À cela s’ajoute que le lobby citoyen est beaucoup moins fort qu’un lobby économique tel que celui de l’agriculture ou de la chasse car ceux-ci sont beaucoup mieux organisés.

Elle relève cette même faiblesse au sein du milieu associatif. Beaucoup d’associations « se tirent dans les pattes » ce qui réduit leur capacité à se coordonner et à faire front commun.

Christophe Marie relève quant à lui une autre faiblesse pouvant parasiter l’action du lobby citoyen. Il est important à son sens d’observer un certain équilibre dans les actions menées auprès des parlementaires.

Il rappelle ainsi que « trop de pression […] peut avoir un résultat contre-productif. Le but est d’informer les parlementaires tout en les laissant libres de leur choix. ».

Aussi, ce dernier rappelle qu’il est souvent inefficace de procéder à un envoi massif de mails identiques et/ou ayant une portée trop large.

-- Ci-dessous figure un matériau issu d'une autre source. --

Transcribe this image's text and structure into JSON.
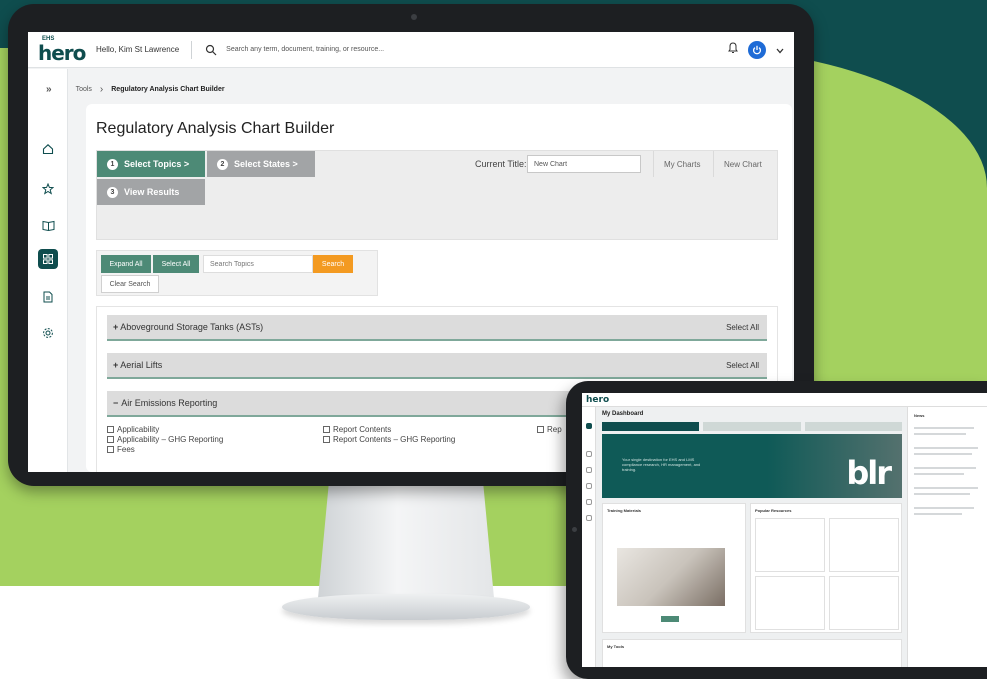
{
  "app": {
    "logo_top": "EHS",
    "logo_main": "hero",
    "greeting": "Hello, Kim St Lawrence",
    "search_placeholder": "Search any term, document, training, or resource..."
  },
  "breadcrumb": {
    "toggle": "»",
    "root": "Tools",
    "separator": "›",
    "current": "Regulatory Analysis Chart Builder"
  },
  "page": {
    "title": "Regulatory Analysis Chart Builder"
  },
  "wizard": {
    "steps": [
      {
        "num": "1",
        "label": "Select Topics >"
      },
      {
        "num": "2",
        "label": "Select States >"
      },
      {
        "num": "3",
        "label": "View Results"
      }
    ],
    "current_title_label": "Current Title:",
    "current_title_value": "New Chart",
    "my_charts": "My Charts",
    "new_chart": "New Chart"
  },
  "filter": {
    "expand_all": "Expand All",
    "select_all": "Select All",
    "search_placeholder": "Search Topics",
    "search_button": "Search",
    "clear_search": "Clear Search"
  },
  "topics": [
    {
      "label": "Aboveground Storage Tanks (ASTs)",
      "expanded": false,
      "select_all": "Select All"
    },
    {
      "label": "Aerial Lifts",
      "expanded": false,
      "select_all": "Select All"
    },
    {
      "label": "Air Emissions Reporting",
      "expanded": true,
      "select_all": ""
    }
  ],
  "subtopics": {
    "col1": [
      "Applicability",
      "Applicability – GHG Reporting",
      "Fees"
    ],
    "col2": [
      "Report Contents",
      "Report Contents – GHG Reporting"
    ],
    "col3": [
      "Rep"
    ]
  },
  "tablet": {
    "logo": "hero",
    "title": "My Dashboard",
    "banner_text": "Your single destination for EHS and LMS compliance research, HR management, and training.",
    "brand": "blr",
    "training_label": "Training Materials",
    "popular_label": "Popular Resources",
    "news_label": "News",
    "tools_label": "My Tools"
  }
}
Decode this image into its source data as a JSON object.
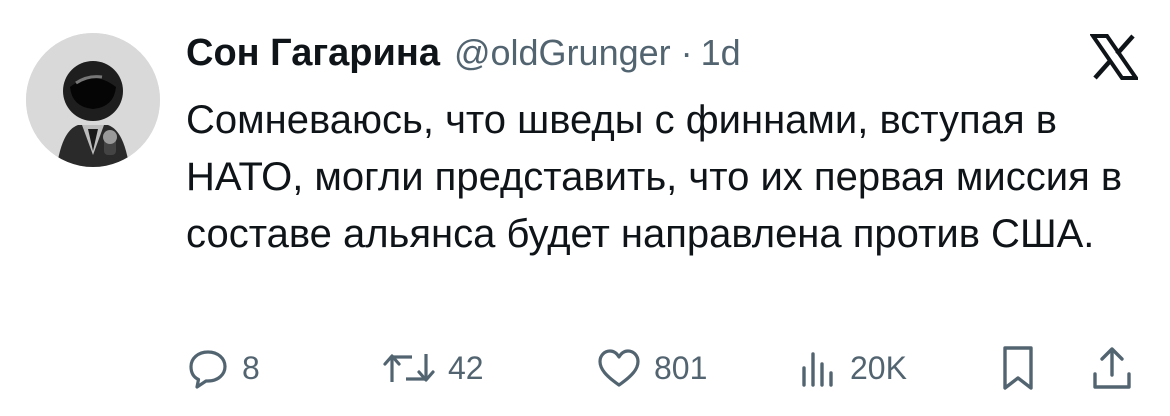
{
  "tweet": {
    "display_name": "Сон Гагарина",
    "handle": "@oldGrunger",
    "separator": "·",
    "time": "1d",
    "text": "Сомневаюсь, что шведы с финнами, вступая в НАТО, могли представить, что их первая миссия в составе альянса будет направлена против США."
  },
  "actions": {
    "replies": "8",
    "reposts": "42",
    "likes": "801",
    "views": "20K"
  },
  "icons": {
    "platform": "x-logo-icon",
    "reply": "reply-icon",
    "repost": "repost-icon",
    "like": "heart-icon",
    "views": "views-icon",
    "bookmark": "bookmark-icon",
    "share": "share-icon"
  },
  "colors": {
    "text_primary": "#0f1419",
    "text_secondary": "#536471",
    "background": "#ffffff"
  }
}
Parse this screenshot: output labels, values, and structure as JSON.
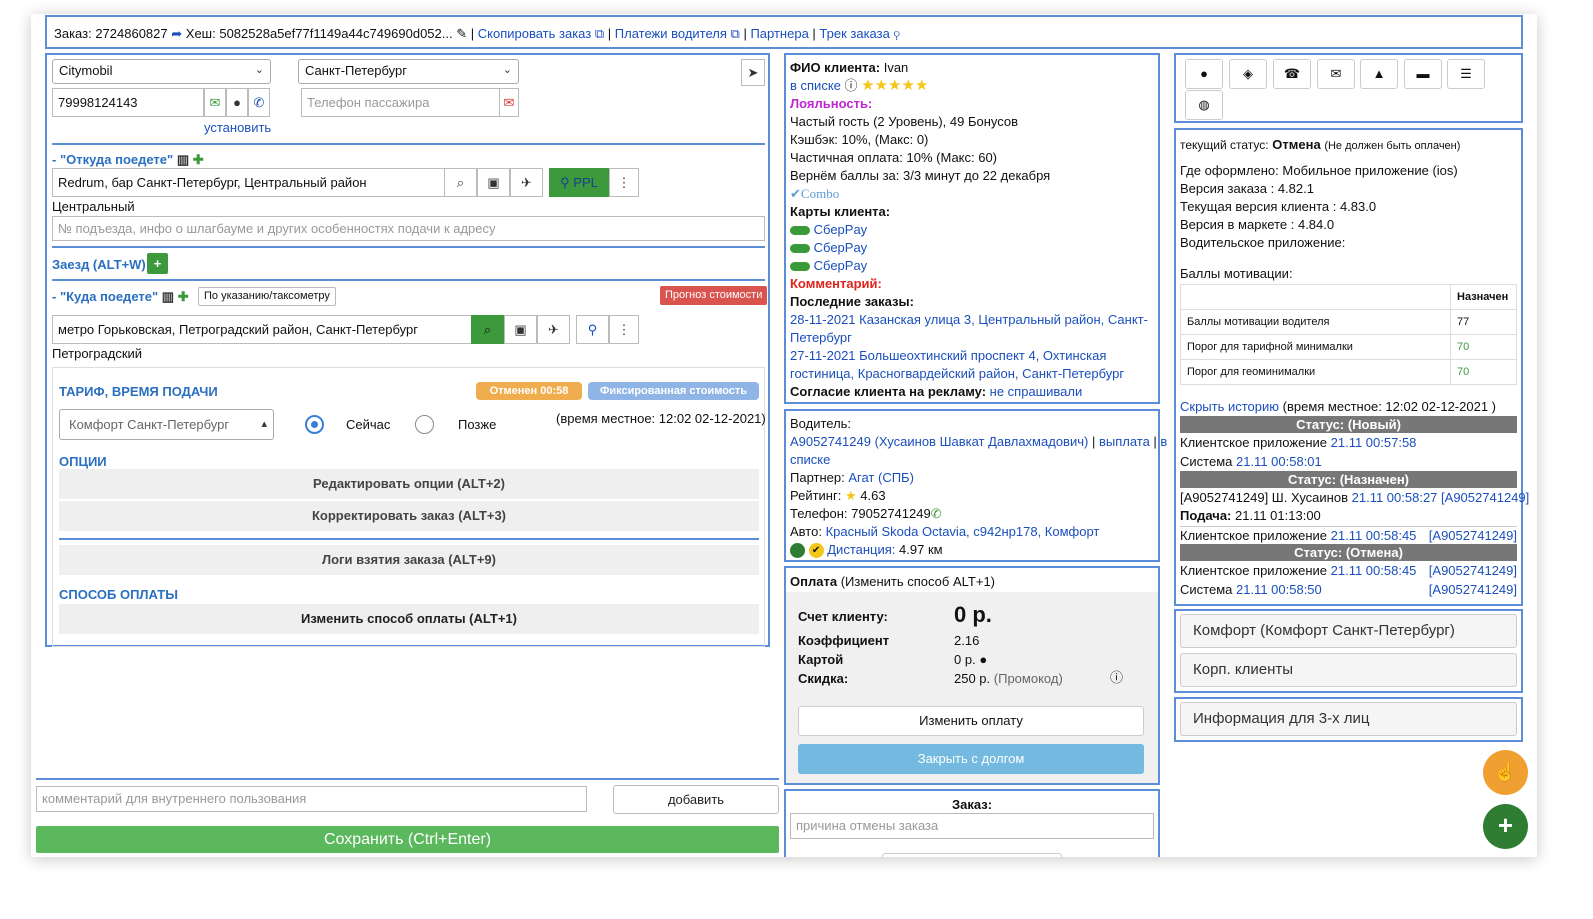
{
  "header": {
    "order_label": "Заказ: 2724860827",
    "hash_label": "Хеш: 5082528a5ef77f1149a44c749690d052...",
    "sep1": " | ",
    "copy_link": "Скопировать заказ",
    "sep2": " | ",
    "payments_link": "Платежи водителя",
    "sep3": " | ",
    "partner_link": "Партнера",
    "sep4": " | ",
    "track_link": "Трек заказа"
  },
  "left": {
    "service_select": "Citymobil",
    "city_select": "Санкт-Петербург",
    "phone_value": "79998124143",
    "phone_set_link": "установить",
    "passenger_phone_placeholder": "Телефон пассажира",
    "from_title": "- \"Откуда поедете\"",
    "from_value": "Redrum, бар Санкт-Петербург, Центральный район",
    "from_district": "Центральный",
    "ppl_label": "PPL",
    "entrance_placeholder": "№ подъезда, инфо о шлагбауме и других особенностях подачи к адресу",
    "stop_title": "Заезд (ALT+W)",
    "to_title": "- \"Куда поедете\"",
    "by_meter_button": "По указанию/таксометру",
    "forecast_button": "Прогноз стоимости",
    "to_value": "метро Горьковская, Петроградский район, Санкт-Петербург",
    "to_district": "Петроградский",
    "tariff_title": "ТАРИФ, ВРЕМЯ ПОДАЧИ",
    "cancelled_badge": "Отменен 00:58",
    "fixed_badge": "Фиксированная стоимость",
    "tariff_select": "Комфорт Санкт-Петербург",
    "now_label": "Сейчас",
    "later_label": "Позже",
    "local_time": "(время местное: 12:02 02-12-2021)",
    "options_title": "ОПЦИИ",
    "edit_options": "Редактировать опции (ALT+2)",
    "correct_order": "Корректировать заказ (ALT+3)",
    "logs": "Логи взятия заказа (ALT+9)",
    "payment_title": "СПОСОБ ОПЛАТЫ",
    "change_payment": "Изменить способ оплаты (ALT+1)",
    "comment_placeholder": "комментарий для внутреннего пользования",
    "add_button": "добавить",
    "save_button": "Сохранить (Ctrl+Enter)"
  },
  "client": {
    "name_label": "ФИО клиента:",
    "name_value": " Ivan",
    "in_list": "в списке",
    "stars": "★★★★★",
    "loyalty_label": "Лояльность:",
    "loyalty_lines": [
      "Частый гость (2 Уровень), 49 Бонусов",
      "Кэшбэк: 10%, (Макс: 0)",
      "Частичная оплата: 10% (Макс: 60)",
      "Вернём баллы за: 3/3 минут до 22 декабря"
    ],
    "combo": "Combo",
    "cards_label": "Карты клиента:",
    "cards": [
      "СберPay",
      "СберPay",
      "СберPay"
    ],
    "comment_label": "Комментарий:",
    "last_orders_label": "Последние заказы:",
    "orders": [
      "28-11-2021 Казанская улица 3, Центральный район, Санкт-",
      "Петербург",
      "27-11-2021 Большеохтинский проспект 4, Охтинская",
      "гостиница, Красногвардейский район, Санкт-Петербург"
    ],
    "consent_label": "Согласие клиента на рекламу:",
    "consent_value": "не спрашивали"
  },
  "driver": {
    "label": "Водитель:",
    "driver_link": "А9052741249 (Хусаинов Шавкат Давлахмадович)",
    "sep": " | ",
    "payout_link": "выплата",
    "in_list_link": "в",
    "in_list_link2": "списке",
    "partner_label": "Партнер:",
    "partner_link": "Агат (СПБ)",
    "rating_label": "Рейтинг:",
    "rating_value": "4.63",
    "phone_label": "Телефон:",
    "phone_value": "79052741249",
    "car_label": "Авто:",
    "car_link": "Красный Skoda Octavia, с942нр178, Комфорт",
    "distance_link": "Дистанция:",
    "distance_value": "4.97 км"
  },
  "payment": {
    "title": "Оплата",
    "title_link": "(Изменить способ ALT+1)",
    "bill_label": "Счет клиенту:",
    "bill_value": "0 р.",
    "coef_label": "Коэффициент",
    "coef_value": "2.16",
    "card_label": "Картой",
    "card_value": "0 р.",
    "discount_label": "Скидка:",
    "discount_value": "250 р.",
    "discount_note": "(Промокод)",
    "change_button": "Изменить оплату",
    "close_debt_button": "Закрыть с долгом"
  },
  "order_cancel": {
    "title": "Заказ:",
    "reason_placeholder": "причина отмены заказа"
  },
  "status": {
    "current_label": "текущий статус:",
    "current_value": "Отмена",
    "current_note": "(Не должен быть оплачен)",
    "source": "Где оформлено: Мобильное приложение (ios)",
    "order_version": "Версия заказа : 4.82.1",
    "client_version": "Текущая версия клиента : 4.83.0",
    "market_version": "Версия в маркете : 4.84.0",
    "driver_app": "Водительское приложение:",
    "motivation_title": "Баллы мотивации:",
    "motivation_header": "Назначен",
    "motivation_rows": [
      {
        "name": "Баллы мотивации водителя",
        "value": "77"
      },
      {
        "name": "Порог для тарифной минималки",
        "value": "70"
      },
      {
        "name": "Порог для геоминималки",
        "value": "70"
      }
    ],
    "hide_history": "Скрыть историю",
    "history_time": " (время местное: 12:02 02-12-2021 )",
    "h_new": "Статус: (Новый)",
    "h_assigned": "Статус: (Назначен)",
    "h_cancel": "Статус: (Отмена)",
    "r1a": "Клиентское приложение",
    "r1b": "21.11 00:57:58",
    "r2a": "Система",
    "r2b": "21.11 00:58:01",
    "r3a": "[А9052741249] Ш. Хусаинов",
    "r3b": "21.11 00:58:27",
    "r3c": "[А9052741249]",
    "r4a": "Подача:",
    "r4b": " 21.11 01:13:00",
    "r5a": "Клиентское приложение",
    "r5b": "21.11 00:58:45",
    "r5c": "[А9052741249]",
    "r6a": "Клиентское приложение",
    "r6b": "21.11 00:58:45",
    "r6c": "[А9052741249]",
    "r7a": "Система",
    "r7b": "21.11 00:58:50",
    "r7c": "[А9052741249]"
  },
  "right_buttons": {
    "tariff": "Комфорт (Комфорт Санкт-Петербург)",
    "corp": "Корп. клиенты",
    "third_party": "Информация для 3-х лиц"
  }
}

S’il met en exergue cet écueil c’est parce que la Fondation, elle-même, procédait ainsi auparavant. « Avant on envoyait notre info-journal mais il était trop généraliste donc maintenant on favorise un ciblage sur un sujet précis et nous avons créé une « lettre » mensuelle ciblée sur un sujet spécifique. » – se remémore Christophe Marie (Fondation Brigitte Bardot).

Pour Claire O’Petit, si les citoyens ont leur rôle à jouer, leur action ne peut s’effectuer que grâce à la mission d’éducation et d’information que remplissent les associations.

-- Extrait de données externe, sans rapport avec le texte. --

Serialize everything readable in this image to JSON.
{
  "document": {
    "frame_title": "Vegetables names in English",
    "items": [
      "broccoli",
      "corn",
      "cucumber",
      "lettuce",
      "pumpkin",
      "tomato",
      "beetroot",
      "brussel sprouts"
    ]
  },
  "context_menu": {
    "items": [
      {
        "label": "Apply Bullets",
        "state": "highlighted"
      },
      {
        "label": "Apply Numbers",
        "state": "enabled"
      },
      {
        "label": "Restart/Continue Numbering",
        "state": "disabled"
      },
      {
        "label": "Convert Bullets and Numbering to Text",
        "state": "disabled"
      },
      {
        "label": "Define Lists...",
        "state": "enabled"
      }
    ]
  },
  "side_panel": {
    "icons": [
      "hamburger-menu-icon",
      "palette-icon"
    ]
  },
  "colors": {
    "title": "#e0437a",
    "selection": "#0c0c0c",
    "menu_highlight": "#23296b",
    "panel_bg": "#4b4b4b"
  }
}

Les visites inopinées des élevages, des abattoirs, la captation par l’image de chasse à courre ou de déterrage de renard réalisées par des associations telles que L214 ou AVA sont pour elle essentielles.

L’opinion publique se constitue comme un soutien sur lequel vont pouvoir s’appuyer tant les parlementaires que les associations.

Les lobbys cachés

Si certains lobbys ont pignon sur rue, d’autres sont beaucoup plus discrets. Leur organisation échappe souvent à l’attention des citoyens mais également à celle des politiques en raison de sa complexité. Il arrive parfois que des entreprises se regroupent afin de créer une association qui aura pour objectif de défendre leur intérêt commun. Ce qui caractérise ces associations, c’est qu’il est très difficile de connaître la composition de leur conseil d’administration car celle-ci peut être secrète.

L’action de ces associations se traduit principalement par des discussions « IRL », ce qui rend imperceptible le lobbyisme qu’elles exercent hors du cadre de la réglementation visant à la transparence des institutions.

C’est ainsi par exemple que Coca-Cola, Nestlé ou encore Danone ont créé de toutes pièces des lobbies leur permettant d’un côté de combattre la réglementation et l’interdiction du plastique et de l’autre, de se donner une bonne image. Cela s’est traduit dans leur cas par la création de l’association Vacances Propres qui est financée entre autres par Coca-Cola, Danone, Nestlé, Procter and Gamble, etc. Cette association agit selon une stratégie bien connue de ces grandes compagnies : la stratégie de la culpabilisation du consommateur (apparue dès les années 60).

Elle vise ainsi en apparence à lutter contre la pollution plastique en pointant le curseur de la responsabilité sur les consommateurs pendant que les entreprises qui la compose vont quant à elles agir en faveur du plastique (ce dernier étant la composante essentielle de leurs produits).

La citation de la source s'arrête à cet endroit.